TEMPO.CO, Jakarta - Sekretaris Jenderal Partai Demokrasi Indonesia Perjuangan (PDIP) Hasto Kristiyanto melontarkan sederet pernyataan setelah Wali Kota Solo Gibran Rakabuming Raka resmi menjadi bakal cawapres mendampingi Prabowo Subianto di Pilpres 2024.
Dilansir dari Tempo, Hasto bicara mengenai kesedihan dan luka hati setelah partainya ditinggalkan oleh Presiden Joko Widodo atau Jokowi. Tak hanya itu, Hasto juga bicara telah terjadinya pembangkangan politik dan kartu truf. Berikut pernyataan selengkapnya Hasto.
Sedih dan luka hati
Hasto mengatakan partainya sedang sedih dan luka hati yang perih karena Presiden Jokowi meninggalkan PDIP. Menurut Hasto, PDIP telah mencintai dan memberikan keistimewaan kepada Jokowi.
“Ketika DPP Partai bertemu dengan jajaran anak ranting dan ranting sebagai struktur partai paling bawah, banyak yang tidak percaya bahwa ini bisa terjadi,” kata Hasto dalam keterangan tertulis yang diterima Tempo, pada Ahad kemarin, 29 Oktober 2023.
Permintaan melanggar pranata
Menurut Hasto, Presiden Jokowi meninggalkan PDIP karena dianggap masih ada permintaan lain yang berpotensi melanggar pranata kebaikan dan konstitusi. Namun, Hasto tidak secara gamblang menyebut apa permintaan lain itu.

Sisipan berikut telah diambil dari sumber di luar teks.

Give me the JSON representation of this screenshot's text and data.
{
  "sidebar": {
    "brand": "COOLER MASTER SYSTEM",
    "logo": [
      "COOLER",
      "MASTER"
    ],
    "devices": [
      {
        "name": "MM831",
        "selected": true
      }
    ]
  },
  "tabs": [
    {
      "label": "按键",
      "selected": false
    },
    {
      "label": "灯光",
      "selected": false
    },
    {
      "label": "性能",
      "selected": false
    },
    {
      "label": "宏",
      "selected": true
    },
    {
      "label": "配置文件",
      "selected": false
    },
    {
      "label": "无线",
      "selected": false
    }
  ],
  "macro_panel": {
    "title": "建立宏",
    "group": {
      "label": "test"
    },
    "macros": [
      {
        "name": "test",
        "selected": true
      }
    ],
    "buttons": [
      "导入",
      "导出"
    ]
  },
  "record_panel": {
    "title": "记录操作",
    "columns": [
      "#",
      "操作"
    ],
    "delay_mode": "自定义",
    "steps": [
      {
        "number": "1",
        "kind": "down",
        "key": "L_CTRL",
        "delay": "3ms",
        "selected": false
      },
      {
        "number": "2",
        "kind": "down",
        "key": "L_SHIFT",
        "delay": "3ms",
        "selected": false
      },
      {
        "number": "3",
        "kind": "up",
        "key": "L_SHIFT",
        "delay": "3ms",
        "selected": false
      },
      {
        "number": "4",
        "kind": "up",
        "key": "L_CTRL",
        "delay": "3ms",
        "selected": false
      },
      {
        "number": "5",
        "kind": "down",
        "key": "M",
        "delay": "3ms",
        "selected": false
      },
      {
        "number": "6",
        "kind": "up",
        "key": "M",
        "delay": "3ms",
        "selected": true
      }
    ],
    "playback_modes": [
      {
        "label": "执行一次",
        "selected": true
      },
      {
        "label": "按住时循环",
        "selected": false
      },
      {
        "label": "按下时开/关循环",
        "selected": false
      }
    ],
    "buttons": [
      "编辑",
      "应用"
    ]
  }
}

“Pada awalnya kami hanya berdoa agar hal tersebut tidak terjadi, namun ternyata itu benar-benar terjadi,” kata Hasto.
Pembangkangan politik
Hasto mengatakan seluruh mata rantai pencalonan Gibran sebagai cawapres adalah political disobedience atau pembangkangan politik, konstitusi, dan kepada rakyat Indonesia. Menurutnya, hal itu dilakukan dengan merekayasa hukum di Mahkamah Konstitusi (MK).
MK belakangan ini menjadi sorotan setelah mengabulkan gugatan batas usia capres-cawapres. Putusan MK itu disebut-sebut memberi karpet merah bagi putra sulung Presiden Jokowi, Gibran, untuk bisa maju jadi cawapres. Musababnya, Ketua MK Anwar Usman merupakan paman dari Gibran.
Kartu truf ketum parpol
Hasto turut menyinggung soal tekanan kekuasaan hingga kartu truf ketua umum (ketum) partai politik (parpol) menyangkut pencalonan Gibran.
"Kesemuanya dipadukan dengan rekayasa hukum di MK. Saya sendiri menerima pengakuan dari beberapa ketua umum partai politik yang merasa kartu truf-nya dipegang. Ada yang mengatakan life time saya hanya harian; lalu ada yang mengatakan kerasnya tekanan kekuasaan," ujarnya.